For the past ten years, there have been more golf courses that closed than opened, and this opened an opportunity for developers to build portfolios of private clubs, says Jeff Woolson, managing director of CBRE's Golf & Resort Group. The trade of private golf clubs has never been active than in the past two years, which is a reflection of an improving debt market, fewer number of new club memberships, and a general decline in interest in the sport, says Woolson and other analysts.

"It is still a buyer's market," said Larry Hirsh, president of Golf Property Analysts, a real estate appraisal firm. "The courses that are for sale are for the most part courses that have some challenge or [financial] distress."

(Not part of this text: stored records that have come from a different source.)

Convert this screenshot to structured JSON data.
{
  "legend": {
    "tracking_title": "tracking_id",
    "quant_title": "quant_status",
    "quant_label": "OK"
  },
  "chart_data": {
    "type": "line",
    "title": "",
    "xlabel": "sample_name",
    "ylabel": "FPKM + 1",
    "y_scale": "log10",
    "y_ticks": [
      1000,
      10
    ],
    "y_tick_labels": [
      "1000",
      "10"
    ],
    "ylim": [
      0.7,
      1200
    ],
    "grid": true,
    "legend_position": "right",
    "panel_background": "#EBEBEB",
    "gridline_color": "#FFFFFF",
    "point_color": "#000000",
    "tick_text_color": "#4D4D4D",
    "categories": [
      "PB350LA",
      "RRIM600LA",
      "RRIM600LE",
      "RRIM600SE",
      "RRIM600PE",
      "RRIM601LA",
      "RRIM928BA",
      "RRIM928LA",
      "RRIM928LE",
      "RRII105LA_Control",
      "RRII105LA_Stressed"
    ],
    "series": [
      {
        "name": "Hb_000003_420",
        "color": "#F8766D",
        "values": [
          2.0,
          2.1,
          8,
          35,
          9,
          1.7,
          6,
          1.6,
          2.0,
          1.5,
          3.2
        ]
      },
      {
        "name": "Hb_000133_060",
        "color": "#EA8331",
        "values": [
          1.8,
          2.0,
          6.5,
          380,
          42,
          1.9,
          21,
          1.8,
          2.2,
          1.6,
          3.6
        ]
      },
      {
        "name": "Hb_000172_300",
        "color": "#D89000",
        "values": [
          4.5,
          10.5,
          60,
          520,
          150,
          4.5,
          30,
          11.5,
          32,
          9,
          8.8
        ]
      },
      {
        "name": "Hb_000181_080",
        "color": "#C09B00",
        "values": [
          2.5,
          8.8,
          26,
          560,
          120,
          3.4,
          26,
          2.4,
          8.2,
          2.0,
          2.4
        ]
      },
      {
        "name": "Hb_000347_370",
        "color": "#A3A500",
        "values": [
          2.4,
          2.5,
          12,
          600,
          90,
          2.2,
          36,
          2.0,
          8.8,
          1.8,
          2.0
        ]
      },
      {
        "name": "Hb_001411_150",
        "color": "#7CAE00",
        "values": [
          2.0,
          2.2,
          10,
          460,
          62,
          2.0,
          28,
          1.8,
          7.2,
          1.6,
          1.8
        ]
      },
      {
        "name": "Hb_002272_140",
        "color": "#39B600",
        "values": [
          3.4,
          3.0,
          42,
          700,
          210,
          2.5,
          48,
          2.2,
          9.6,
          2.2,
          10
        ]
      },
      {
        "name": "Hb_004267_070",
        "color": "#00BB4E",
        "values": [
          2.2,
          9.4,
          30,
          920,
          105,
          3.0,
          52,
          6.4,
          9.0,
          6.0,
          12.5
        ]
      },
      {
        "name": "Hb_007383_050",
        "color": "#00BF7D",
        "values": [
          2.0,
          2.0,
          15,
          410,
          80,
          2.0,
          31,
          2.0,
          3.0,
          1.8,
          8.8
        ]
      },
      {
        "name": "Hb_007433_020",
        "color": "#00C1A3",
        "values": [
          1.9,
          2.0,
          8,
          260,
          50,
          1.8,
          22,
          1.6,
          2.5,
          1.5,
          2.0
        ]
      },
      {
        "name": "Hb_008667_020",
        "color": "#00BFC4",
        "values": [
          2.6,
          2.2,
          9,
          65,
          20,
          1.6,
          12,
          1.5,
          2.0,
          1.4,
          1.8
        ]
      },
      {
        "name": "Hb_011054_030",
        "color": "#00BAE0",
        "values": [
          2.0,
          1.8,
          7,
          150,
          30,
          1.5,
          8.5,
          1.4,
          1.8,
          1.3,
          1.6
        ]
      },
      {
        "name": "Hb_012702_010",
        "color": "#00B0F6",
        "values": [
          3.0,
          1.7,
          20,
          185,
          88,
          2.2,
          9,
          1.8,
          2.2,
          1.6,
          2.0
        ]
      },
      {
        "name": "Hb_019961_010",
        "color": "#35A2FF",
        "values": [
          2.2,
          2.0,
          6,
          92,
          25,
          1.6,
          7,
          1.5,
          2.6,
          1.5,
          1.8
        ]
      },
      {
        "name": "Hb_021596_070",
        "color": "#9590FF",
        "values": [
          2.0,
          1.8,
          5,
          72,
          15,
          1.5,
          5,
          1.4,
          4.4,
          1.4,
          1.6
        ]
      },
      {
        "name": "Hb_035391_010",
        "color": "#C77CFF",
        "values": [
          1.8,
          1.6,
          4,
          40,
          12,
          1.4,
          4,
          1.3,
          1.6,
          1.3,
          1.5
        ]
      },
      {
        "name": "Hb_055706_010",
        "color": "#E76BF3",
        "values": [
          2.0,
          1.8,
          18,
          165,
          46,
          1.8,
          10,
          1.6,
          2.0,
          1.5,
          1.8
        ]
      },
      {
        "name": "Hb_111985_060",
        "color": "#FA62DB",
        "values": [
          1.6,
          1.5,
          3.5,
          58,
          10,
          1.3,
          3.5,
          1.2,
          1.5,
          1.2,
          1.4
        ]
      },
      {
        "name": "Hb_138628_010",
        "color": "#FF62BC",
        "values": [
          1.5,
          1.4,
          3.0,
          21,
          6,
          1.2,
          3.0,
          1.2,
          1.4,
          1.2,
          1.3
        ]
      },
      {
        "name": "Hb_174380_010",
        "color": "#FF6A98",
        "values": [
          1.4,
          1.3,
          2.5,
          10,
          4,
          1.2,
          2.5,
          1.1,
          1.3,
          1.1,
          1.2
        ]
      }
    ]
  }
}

So what really happened to golf? It was during the late 1980's that the burgeoning of golf courses happened, and sped up ten years after, when Tiger Woods became highly famous. Just like every boom in America, it didn't take too long until it turned to over-building. But when the recession hit, golf and private club enthusiasts had a change of their priorities.

"During the recession it was really easy for people to cut golf out of the diet," Woolson said.

Then came the age when time and work schedules have become obstacles to the traditional golf paradigm.  "The club is a different animal than it was 20 years ago," Hirsh said. "It like the Oldsmobile ad; it is not your father's Oldsmobile anymore. Well, it is not your father's club anymore. There are very few clubs where dad leaves Saturday morning at 8 a.m. and goes and plays golf and says, 'I'll be home for dinner at five,' and sits around and golfs and drinks beer all day." 

But for Hirsh, golf is not dead. "We got a whole lot of oversupply, and it is correcting itself."